Compte rendu de la lecture du Samedi 17 mai au Théâtre 145 avec La Gorge de Žanina Mirčevska.

Un texte difficile à digérer qui transforme la grande table jaune du Théâtre 145 en un effroyable buffet. Au menu soif de pouvoir, appétit des grandeurs, faim insatiable d'un monde déjà trop ravagé, le tout servit sur une fable gargantuesque.

Neufs comédiens s'attablent. Au delà d'une simple bouteille d'eau entreposée non loin d'eux il n'y a rien qui semble pouvoir les rassasier. Ils attendent. Aucun couvert ne traîne et pourtant ils semblent affamés, prêts à manger avec leurs mains. C'est bientôt ce qu'ils feront, avec leur corps tout entier. Ils mâcheront des mots fibreux, venus de Macédoine, et les mastiqueront jusqu'à plus faim. Ces personnages hybrides, mi-hommes mi-bêtes, ces entités expressives, n'auront de cesse de rugir. Assis, attablés, la tête penchée sur un texte qui fait office d'assiette, ils semblent dans la meilleure position pour enfin confesser leur plus grand péché et leur plus grand instinct : manger pour vivre, manger pour survivre, et manger pour manger...

C'est là que ce texte, qui semblait parfois naïf, presque enfantin, malgré ses soubresauts terrifiants, est ce soir plus dur à entendre. Ce conte, dont même l'enjeu dramatique semble avoir été dévoré, est surprenant par sa structure monologuée et en devient presque indigeste. Les dialogues entre les personnages sont fuyants et finalement assez rares. Ceux-ci se livrent sans cesse à un constat intérieur, dressent un menu de leurs envies et se parlent en mangeant.

Besoin vital

A entendre c'est un peu plus consistant qu'à lire et comme c'est exactement la thématique de la pièce cela se comprend. La faim touche aussi bien la nécessité de consommer des choses que des mots, de lire à haute voix plutôt que pour soi, de provoquer l’écœurement plus que de satisfaire. Les comédiens paraissent digérer, penauds, en attendant leur tour de parole. Mais quand il s'agit d'incarner leurs rôles les voilà qui s'animent, pris d'un besoin vital. Ils s'élancent avec frénésie dans un jeu guttural et gourmand et on est captivé par chacune de leurs performances. La surabondance est à l'image du nombre de personnages (et des pancartes qui indiquent leurs noms, avec lequelles ils se perdront parfois).

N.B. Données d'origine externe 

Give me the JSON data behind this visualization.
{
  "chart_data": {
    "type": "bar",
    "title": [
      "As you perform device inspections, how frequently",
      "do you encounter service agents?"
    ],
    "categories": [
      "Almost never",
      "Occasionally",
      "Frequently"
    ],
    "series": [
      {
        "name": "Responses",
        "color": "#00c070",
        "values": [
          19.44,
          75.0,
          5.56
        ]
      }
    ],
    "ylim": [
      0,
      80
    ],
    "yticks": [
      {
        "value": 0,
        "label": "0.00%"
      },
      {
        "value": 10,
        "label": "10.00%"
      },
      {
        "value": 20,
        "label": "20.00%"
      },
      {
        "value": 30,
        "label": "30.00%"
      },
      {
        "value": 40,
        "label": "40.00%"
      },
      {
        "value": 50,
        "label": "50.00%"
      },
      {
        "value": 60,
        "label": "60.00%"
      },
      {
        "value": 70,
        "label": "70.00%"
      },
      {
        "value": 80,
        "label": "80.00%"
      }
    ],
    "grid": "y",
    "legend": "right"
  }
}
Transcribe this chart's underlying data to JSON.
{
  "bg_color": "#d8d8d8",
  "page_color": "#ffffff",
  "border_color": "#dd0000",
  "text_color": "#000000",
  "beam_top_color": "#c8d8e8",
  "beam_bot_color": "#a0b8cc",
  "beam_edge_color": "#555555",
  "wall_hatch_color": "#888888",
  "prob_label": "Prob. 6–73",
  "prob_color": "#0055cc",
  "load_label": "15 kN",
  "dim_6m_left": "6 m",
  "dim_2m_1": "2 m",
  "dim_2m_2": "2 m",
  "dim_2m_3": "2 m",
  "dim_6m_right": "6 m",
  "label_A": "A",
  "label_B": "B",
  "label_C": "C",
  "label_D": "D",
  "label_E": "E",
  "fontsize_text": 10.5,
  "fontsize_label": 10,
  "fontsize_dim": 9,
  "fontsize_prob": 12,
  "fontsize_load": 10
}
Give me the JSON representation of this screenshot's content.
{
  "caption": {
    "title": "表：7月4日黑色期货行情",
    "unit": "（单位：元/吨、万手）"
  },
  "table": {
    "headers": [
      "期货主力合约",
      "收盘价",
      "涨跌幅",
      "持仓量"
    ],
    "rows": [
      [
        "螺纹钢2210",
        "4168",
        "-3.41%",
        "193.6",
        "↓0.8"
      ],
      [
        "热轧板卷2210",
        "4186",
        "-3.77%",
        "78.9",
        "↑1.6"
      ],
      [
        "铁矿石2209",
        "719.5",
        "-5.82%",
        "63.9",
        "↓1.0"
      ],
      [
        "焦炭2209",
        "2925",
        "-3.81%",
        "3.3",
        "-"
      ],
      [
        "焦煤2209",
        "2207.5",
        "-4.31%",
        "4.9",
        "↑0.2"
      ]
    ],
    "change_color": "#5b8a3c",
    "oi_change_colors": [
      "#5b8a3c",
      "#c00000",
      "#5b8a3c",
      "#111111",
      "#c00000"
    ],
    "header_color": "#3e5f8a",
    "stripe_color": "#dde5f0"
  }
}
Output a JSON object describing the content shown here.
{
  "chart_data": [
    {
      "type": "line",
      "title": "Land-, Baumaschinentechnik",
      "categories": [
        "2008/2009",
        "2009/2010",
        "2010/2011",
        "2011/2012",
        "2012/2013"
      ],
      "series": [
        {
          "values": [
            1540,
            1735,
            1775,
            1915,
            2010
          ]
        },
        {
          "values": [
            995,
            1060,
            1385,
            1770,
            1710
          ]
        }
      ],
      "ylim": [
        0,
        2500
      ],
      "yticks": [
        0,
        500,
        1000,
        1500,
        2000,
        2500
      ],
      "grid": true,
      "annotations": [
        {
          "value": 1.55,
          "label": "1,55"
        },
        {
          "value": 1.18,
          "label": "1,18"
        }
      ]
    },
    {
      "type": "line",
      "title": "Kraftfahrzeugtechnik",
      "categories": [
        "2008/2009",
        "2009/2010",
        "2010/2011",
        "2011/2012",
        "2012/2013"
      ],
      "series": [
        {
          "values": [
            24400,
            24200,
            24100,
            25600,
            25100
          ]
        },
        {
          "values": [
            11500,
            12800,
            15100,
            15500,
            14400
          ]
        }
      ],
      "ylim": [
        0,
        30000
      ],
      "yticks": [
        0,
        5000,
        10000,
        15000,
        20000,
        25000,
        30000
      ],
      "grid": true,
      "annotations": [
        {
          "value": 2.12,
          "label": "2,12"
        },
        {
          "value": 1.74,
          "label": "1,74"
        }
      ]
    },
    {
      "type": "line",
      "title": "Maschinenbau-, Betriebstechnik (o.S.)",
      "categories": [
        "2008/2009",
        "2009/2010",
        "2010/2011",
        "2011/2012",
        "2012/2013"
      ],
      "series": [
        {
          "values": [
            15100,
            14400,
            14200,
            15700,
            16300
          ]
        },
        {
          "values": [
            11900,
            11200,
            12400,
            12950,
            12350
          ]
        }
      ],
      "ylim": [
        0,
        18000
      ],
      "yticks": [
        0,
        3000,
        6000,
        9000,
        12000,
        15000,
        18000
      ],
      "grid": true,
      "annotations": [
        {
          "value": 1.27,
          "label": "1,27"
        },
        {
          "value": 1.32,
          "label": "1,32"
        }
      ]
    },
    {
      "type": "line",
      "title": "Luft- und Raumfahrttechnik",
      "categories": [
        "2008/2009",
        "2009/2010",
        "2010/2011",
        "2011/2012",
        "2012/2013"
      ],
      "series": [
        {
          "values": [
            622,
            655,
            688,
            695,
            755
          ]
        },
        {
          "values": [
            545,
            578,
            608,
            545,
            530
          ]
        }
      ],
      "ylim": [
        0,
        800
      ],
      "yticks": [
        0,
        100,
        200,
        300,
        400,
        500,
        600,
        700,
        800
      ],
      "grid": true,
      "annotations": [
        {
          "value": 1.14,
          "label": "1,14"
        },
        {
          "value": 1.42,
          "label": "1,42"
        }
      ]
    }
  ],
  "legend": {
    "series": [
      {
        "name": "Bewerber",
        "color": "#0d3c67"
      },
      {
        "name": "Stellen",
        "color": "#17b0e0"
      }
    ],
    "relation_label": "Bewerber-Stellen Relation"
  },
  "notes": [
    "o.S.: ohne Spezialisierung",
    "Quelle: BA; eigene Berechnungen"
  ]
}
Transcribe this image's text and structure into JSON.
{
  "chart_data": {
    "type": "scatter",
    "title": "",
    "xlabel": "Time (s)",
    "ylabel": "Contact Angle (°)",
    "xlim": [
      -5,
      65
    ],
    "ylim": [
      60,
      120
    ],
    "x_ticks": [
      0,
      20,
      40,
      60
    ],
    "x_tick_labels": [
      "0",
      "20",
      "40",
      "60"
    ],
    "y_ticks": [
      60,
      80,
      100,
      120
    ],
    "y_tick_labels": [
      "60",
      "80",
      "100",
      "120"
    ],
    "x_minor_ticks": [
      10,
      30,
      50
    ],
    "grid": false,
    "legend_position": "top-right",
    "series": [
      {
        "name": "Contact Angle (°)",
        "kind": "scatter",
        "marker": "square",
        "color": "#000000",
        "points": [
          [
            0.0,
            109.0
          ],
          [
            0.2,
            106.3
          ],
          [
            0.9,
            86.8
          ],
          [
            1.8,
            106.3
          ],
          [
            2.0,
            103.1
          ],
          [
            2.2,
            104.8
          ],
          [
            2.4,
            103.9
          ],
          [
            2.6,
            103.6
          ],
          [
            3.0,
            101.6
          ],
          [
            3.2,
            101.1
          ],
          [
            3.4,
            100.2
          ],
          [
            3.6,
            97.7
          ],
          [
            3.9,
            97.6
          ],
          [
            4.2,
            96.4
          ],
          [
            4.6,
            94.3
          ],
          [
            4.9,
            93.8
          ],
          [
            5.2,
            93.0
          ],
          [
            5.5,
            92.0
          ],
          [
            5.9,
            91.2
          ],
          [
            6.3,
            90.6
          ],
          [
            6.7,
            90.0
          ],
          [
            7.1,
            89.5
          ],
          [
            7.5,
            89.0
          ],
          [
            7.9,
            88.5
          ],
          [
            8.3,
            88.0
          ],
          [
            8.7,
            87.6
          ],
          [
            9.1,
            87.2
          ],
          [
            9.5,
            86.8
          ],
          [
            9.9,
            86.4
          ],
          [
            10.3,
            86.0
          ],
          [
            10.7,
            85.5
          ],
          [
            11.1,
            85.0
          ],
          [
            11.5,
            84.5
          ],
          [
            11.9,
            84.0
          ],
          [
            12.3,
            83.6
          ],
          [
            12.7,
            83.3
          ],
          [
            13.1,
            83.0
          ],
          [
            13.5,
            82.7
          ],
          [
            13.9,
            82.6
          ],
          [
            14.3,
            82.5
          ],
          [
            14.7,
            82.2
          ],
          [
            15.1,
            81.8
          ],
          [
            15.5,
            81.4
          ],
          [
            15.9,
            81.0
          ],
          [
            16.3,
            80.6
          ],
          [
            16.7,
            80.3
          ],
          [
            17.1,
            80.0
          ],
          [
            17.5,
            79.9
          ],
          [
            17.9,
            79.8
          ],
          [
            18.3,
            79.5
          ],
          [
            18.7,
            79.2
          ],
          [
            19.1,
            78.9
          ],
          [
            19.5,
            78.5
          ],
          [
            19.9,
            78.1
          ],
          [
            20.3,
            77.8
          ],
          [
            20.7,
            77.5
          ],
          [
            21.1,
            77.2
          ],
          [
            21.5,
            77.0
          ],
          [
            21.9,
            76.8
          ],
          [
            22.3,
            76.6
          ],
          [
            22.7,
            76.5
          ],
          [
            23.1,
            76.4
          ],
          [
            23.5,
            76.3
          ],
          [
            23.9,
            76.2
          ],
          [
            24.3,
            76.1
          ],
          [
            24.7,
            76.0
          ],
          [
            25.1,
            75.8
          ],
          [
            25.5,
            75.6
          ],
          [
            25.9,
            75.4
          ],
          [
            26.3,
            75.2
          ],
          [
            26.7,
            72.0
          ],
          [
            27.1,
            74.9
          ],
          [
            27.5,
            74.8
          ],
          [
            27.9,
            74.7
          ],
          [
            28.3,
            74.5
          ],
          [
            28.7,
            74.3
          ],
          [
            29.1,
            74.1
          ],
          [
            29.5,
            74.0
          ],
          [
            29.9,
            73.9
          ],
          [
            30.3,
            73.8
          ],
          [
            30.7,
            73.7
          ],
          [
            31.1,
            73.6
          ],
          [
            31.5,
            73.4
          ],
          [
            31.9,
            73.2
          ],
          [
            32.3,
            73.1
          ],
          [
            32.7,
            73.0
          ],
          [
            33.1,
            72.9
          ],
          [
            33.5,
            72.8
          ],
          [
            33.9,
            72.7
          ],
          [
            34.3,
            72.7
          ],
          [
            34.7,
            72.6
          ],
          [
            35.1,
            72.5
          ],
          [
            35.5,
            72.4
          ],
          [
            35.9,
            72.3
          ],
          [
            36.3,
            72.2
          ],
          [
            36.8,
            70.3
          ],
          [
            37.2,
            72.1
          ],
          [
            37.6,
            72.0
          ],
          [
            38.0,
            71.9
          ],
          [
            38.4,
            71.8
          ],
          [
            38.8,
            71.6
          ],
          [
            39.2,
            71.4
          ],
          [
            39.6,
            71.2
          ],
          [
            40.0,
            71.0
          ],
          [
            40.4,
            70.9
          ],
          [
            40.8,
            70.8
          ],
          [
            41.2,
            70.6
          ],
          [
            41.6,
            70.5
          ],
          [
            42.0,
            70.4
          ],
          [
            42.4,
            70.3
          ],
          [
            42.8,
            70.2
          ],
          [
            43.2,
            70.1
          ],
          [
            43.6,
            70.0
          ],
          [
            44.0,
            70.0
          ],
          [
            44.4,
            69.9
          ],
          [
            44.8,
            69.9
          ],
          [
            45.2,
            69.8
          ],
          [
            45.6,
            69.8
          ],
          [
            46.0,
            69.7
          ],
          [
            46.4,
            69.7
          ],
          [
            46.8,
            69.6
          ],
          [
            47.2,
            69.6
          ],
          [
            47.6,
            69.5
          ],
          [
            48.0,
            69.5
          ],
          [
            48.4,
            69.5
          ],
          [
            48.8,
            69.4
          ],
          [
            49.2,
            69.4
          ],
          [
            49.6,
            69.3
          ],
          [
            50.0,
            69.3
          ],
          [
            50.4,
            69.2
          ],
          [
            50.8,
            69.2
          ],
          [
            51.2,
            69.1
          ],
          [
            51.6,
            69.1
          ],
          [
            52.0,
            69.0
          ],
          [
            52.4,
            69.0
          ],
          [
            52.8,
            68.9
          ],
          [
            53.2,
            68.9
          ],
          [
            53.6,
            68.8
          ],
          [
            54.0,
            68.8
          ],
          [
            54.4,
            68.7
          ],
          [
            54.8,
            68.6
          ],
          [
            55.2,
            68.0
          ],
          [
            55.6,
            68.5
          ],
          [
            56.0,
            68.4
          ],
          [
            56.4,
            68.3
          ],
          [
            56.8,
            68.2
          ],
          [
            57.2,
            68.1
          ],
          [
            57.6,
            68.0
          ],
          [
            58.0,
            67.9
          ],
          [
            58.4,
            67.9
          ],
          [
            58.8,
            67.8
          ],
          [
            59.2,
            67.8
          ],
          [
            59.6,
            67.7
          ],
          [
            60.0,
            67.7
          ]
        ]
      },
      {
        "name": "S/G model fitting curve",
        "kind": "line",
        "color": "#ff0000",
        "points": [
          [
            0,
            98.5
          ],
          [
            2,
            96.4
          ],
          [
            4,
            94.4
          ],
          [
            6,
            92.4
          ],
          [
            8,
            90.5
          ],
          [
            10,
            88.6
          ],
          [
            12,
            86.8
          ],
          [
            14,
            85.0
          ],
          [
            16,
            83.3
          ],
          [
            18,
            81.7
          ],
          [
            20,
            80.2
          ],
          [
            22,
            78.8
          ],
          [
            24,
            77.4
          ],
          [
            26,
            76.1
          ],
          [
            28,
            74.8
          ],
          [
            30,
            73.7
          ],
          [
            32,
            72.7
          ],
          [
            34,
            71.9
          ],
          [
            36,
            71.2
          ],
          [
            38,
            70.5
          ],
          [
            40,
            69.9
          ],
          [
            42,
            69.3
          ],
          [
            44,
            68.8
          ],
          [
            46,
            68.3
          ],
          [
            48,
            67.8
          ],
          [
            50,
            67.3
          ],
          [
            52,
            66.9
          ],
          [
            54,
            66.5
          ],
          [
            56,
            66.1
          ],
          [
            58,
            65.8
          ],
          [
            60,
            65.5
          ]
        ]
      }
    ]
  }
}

Hélène Châtelain, habitée par une poésie magnifique animant ses yeux gris, nous disait juste avant la lecture : « ...les espagnols se curaient les dents afin de donner l'impression qu'ils mangeaient de la viande... ». De la même manière, ce soir, le texte à donné l'illusion d'une vérité, peut-être de celle qu'on attend du théâtre, d'être cette vérité. Si son but était de rendre compte d'une démesure, il a su toucher juste. L'homme qui a mangé son nom a aussi mangé notre démagogie. Nous n'avons plus faim mais nous mangeront demain. Pas de réponse, pas de solution, seule la chanson des pleurotes qui reprend. Dans notre gorge persiste un arrière-goût amer, un goût fatal de réalité.